Je suis travailleur indépendant ou créateur d’entreprise (ou mon conjoint, partenaire ou concubin) : pouvons-nous prétendre au RSA ?

En tant que non salariés non agricoles relevant du régime social des indépendants (RSI), vous pouvez prétendre au RSA à 3 conditions spécifiques :

  • si vous êtes imposés selon le régime fiscal de la micro entreprise ou de la déclaration simplifiée prévu aux articles 50-0 et 102 ter du code général des impôts
  • si votre dernier chiffre d’affaires annuel connu n’excède pas, selon la nature de l’activité exercée, les montants fixés auxdits articles
  • et si vous n’employez, au titre de votre activité professionnelle, aucun salarié.

Si vous ne remplissez pas la condition d’accès ci-dessus, le Président du conseil général peut, sur demande de votre part, déroger à cette condition au regard de votre situation.

A Mayotte, pour les travailleurs déclarant des bénéfices industriels ou commerciaux ou des bénéfices non commerciaux, le droit au RSA est estimé au regard du niveau de bénéfices/résultat fiscal et non de chiffre d’affaires. Comme pour les non salariés agricoles, la condition d’entrée dans le RSA se fonde par rapport à un plafond fixé en lien avec le SMIG fixé localement.

Je suis reconnu travailleur handicapé : est-ce que j’ai droit au RSA ?

Comme pour les personnes non handicapées, si vous remplissez les conditions administratives pour en bénéficier, votre droit au RSA sera calculé au regard de vos ressources.

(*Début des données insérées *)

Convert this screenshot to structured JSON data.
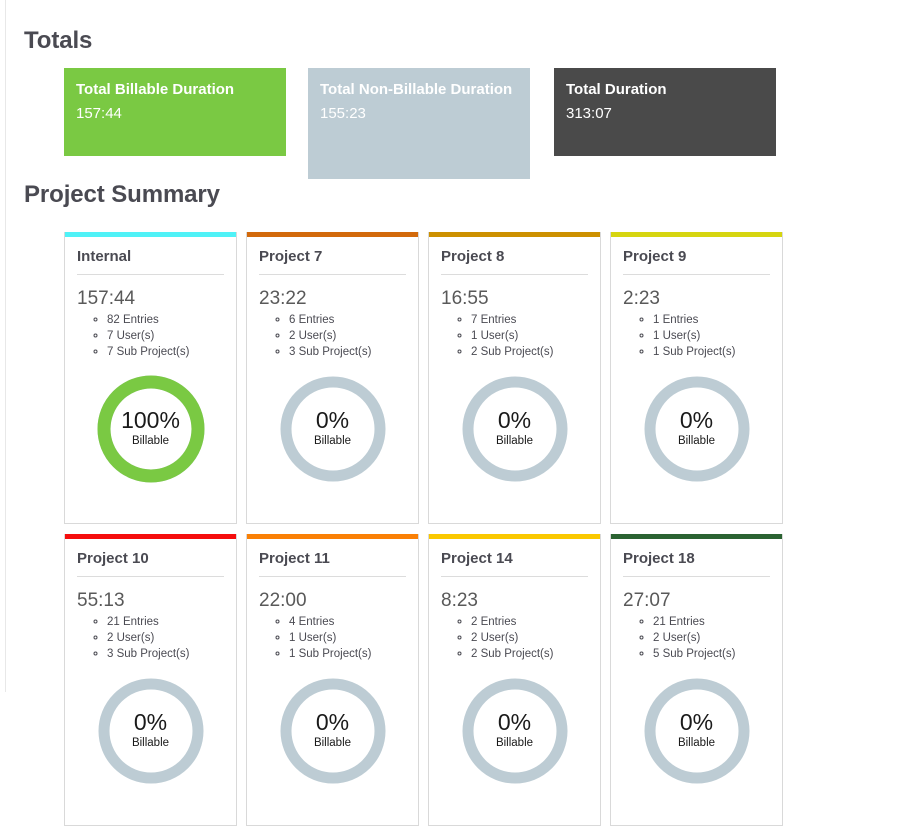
{
  "sections": {
    "totals_heading": "Totals",
    "summary_heading": "Project Summary"
  },
  "totals": {
    "billable": {
      "label": "Total Billable Duration",
      "value": "157:44",
      "color": "#7ac943"
    },
    "non_billable": {
      "label": "Total Non-Billable Duration",
      "value": "155:23",
      "color": "#bdccd4"
    },
    "total": {
      "label": "Total Duration",
      "value": "313:07",
      "color": "#4a4a4a"
    }
  },
  "donut": {
    "billable_suffix": "Billable",
    "fill_color": "#7ac943",
    "track_color": "#bdccd4"
  },
  "projects": [
    {
      "name": "Internal",
      "accent": "#4ff2f7",
      "duration": "157:44",
      "entries": "82 Entries",
      "users": "7 User(s)",
      "sub_projects": "7 Sub Project(s)",
      "billable_percent": 100,
      "billable_percent_label": "100%"
    },
    {
      "name": "Project 7",
      "accent": "#d2690b",
      "duration": "23:22",
      "entries": "6 Entries",
      "users": "2 User(s)",
      "sub_projects": "3 Sub Project(s)",
      "billable_percent": 0,
      "billable_percent_label": "0%"
    },
    {
      "name": "Project 8",
      "accent": "#cc9000",
      "duration": "16:55",
      "entries": "7 Entries",
      "users": "1 User(s)",
      "sub_projects": "2 Sub Project(s)",
      "billable_percent": 0,
      "billable_percent_label": "0%"
    },
    {
      "name": "Project 9",
      "accent": "#d6d510",
      "duration": "2:23",
      "entries": "1 Entries",
      "users": "1 User(s)",
      "sub_projects": "1 Sub Project(s)",
      "billable_percent": 0,
      "billable_percent_label": "0%"
    },
    {
      "name": "Project 10",
      "accent": "#f50d0d",
      "duration": "55:13",
      "entries": "21 Entries",
      "users": "2 User(s)",
      "sub_projects": "3 Sub Project(s)",
      "billable_percent": 0,
      "billable_percent_label": "0%"
    },
    {
      "name": "Project 11",
      "accent": "#fa8005",
      "duration": "22:00",
      "entries": "4 Entries",
      "users": "1 User(s)",
      "sub_projects": "1 Sub Project(s)",
      "billable_percent": 0,
      "billable_percent_label": "0%"
    },
    {
      "name": "Project 14",
      "accent": "#fac800",
      "duration": "8:23",
      "entries": "2 Entries",
      "users": "2 User(s)",
      "sub_projects": "2 Sub Project(s)",
      "billable_percent": 0,
      "billable_percent_label": "0%"
    },
    {
      "name": "Project 18",
      "accent": "#2b6332",
      "duration": "27:07",
      "entries": "21 Entries",
      "users": "2 User(s)",
      "sub_projects": "5 Sub Project(s)",
      "billable_percent": 0,
      "billable_percent_label": "0%"
    }
  ]
}
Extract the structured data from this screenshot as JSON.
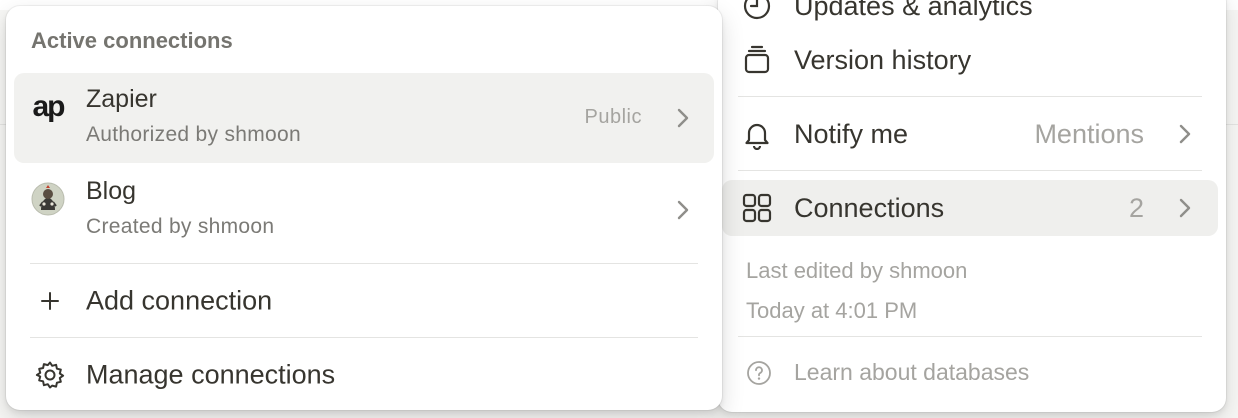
{
  "main_menu": {
    "items": [
      {
        "label": "Updates & analytics",
        "icon": "clock-icon"
      },
      {
        "label": "Version history",
        "icon": "stack-icon"
      },
      {
        "label": "Notify me",
        "value": "Mentions",
        "icon": "bell-icon"
      },
      {
        "label": "Connections",
        "value": "2",
        "icon": "grid-icon"
      }
    ],
    "meta": {
      "edited_by": "Last edited by shmoon",
      "edited_at": "Today at 4:01 PM"
    },
    "learn_link": "Learn about databases"
  },
  "submenu": {
    "heading": "Active connections",
    "connections": [
      {
        "name": "Zapier",
        "subtitle": "Authorized by shmoon",
        "badge": "Public",
        "logo_text": "ap"
      },
      {
        "name": "Blog",
        "subtitle": "Created by shmoon",
        "badge": ""
      }
    ],
    "actions": [
      {
        "label": "Add connection",
        "icon": "plus-icon"
      },
      {
        "label": "Manage connections",
        "icon": "gear-icon"
      }
    ]
  },
  "colors": {
    "text": "#37352f",
    "muted": "#a5a4a0",
    "hover": "#efefed",
    "border": "#e4e4e2"
  }
}
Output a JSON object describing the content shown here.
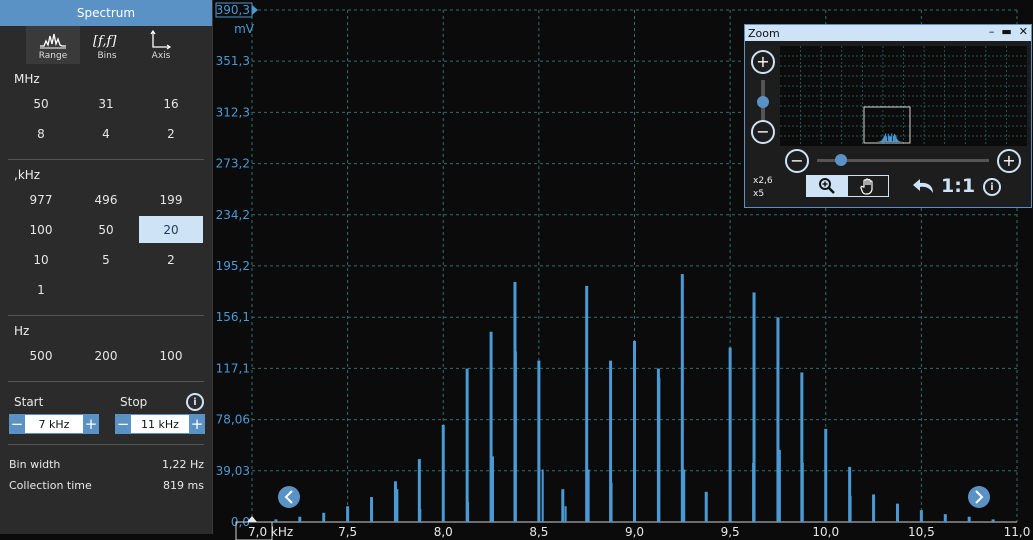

Je suis en congé sans solde/en disponibilité volontaire/en congé parental d’éducation/en congé sabbatique : est-ce que j’ai droit au RSA ?

Si vous êtes en congé sans solde, disponibilité, congé parental d’éducation ou en congé sabbatique, sauf si vous bénéficiez de la majoration du RSA, vous ne pouvez être allocataire du RSA. En revanche, en tant que conjoint, partenaire ou concubin, vous pouvez bénéficier du RSA dès lors que votre conjoint remplit les conditions exigées pour prétendre au RSA. En cas de doute, vous pouvez faire un test d’éligibilité sur le site de votre caisse de rattachement, CAF ou MSA, suivant votre régime.

Agents de la fonction publique….

Je suis agent de la fonction publique ou mon conjoint/concubin/partenaire de PACS est agent de la fonction publique : est-ce que nous avons un droit au RSA ? Cela dépend du montant des revenus de votre foyer. En cas de doute, vous pouvez faire un test d’éligibilité sur le site de votre caisse de rattachement, CAF ou MSA, suivant votre régime.

Je suis hospitalisé : puis-je bénéficier du RSA ?

Bien qu’étant hospitalisé, vous pouvez bénéficier ou continuer à bénéficier du RSA. Toutefois, si vous n’avez ni conjoint, ni concubin, ni partenaire de PACS, et aucune personne à charge, votre montant de RSA est réduit de moitié dès le 1er jour du mois suivant une période de 60 jours d’hospitalisation, sauf si vous êtes enceinte. Dans le cas où vous avez un conjoint (concubin ou partenaire) et/ou au moins une personne à charge, votre montant du RSA ne sera pas réduit.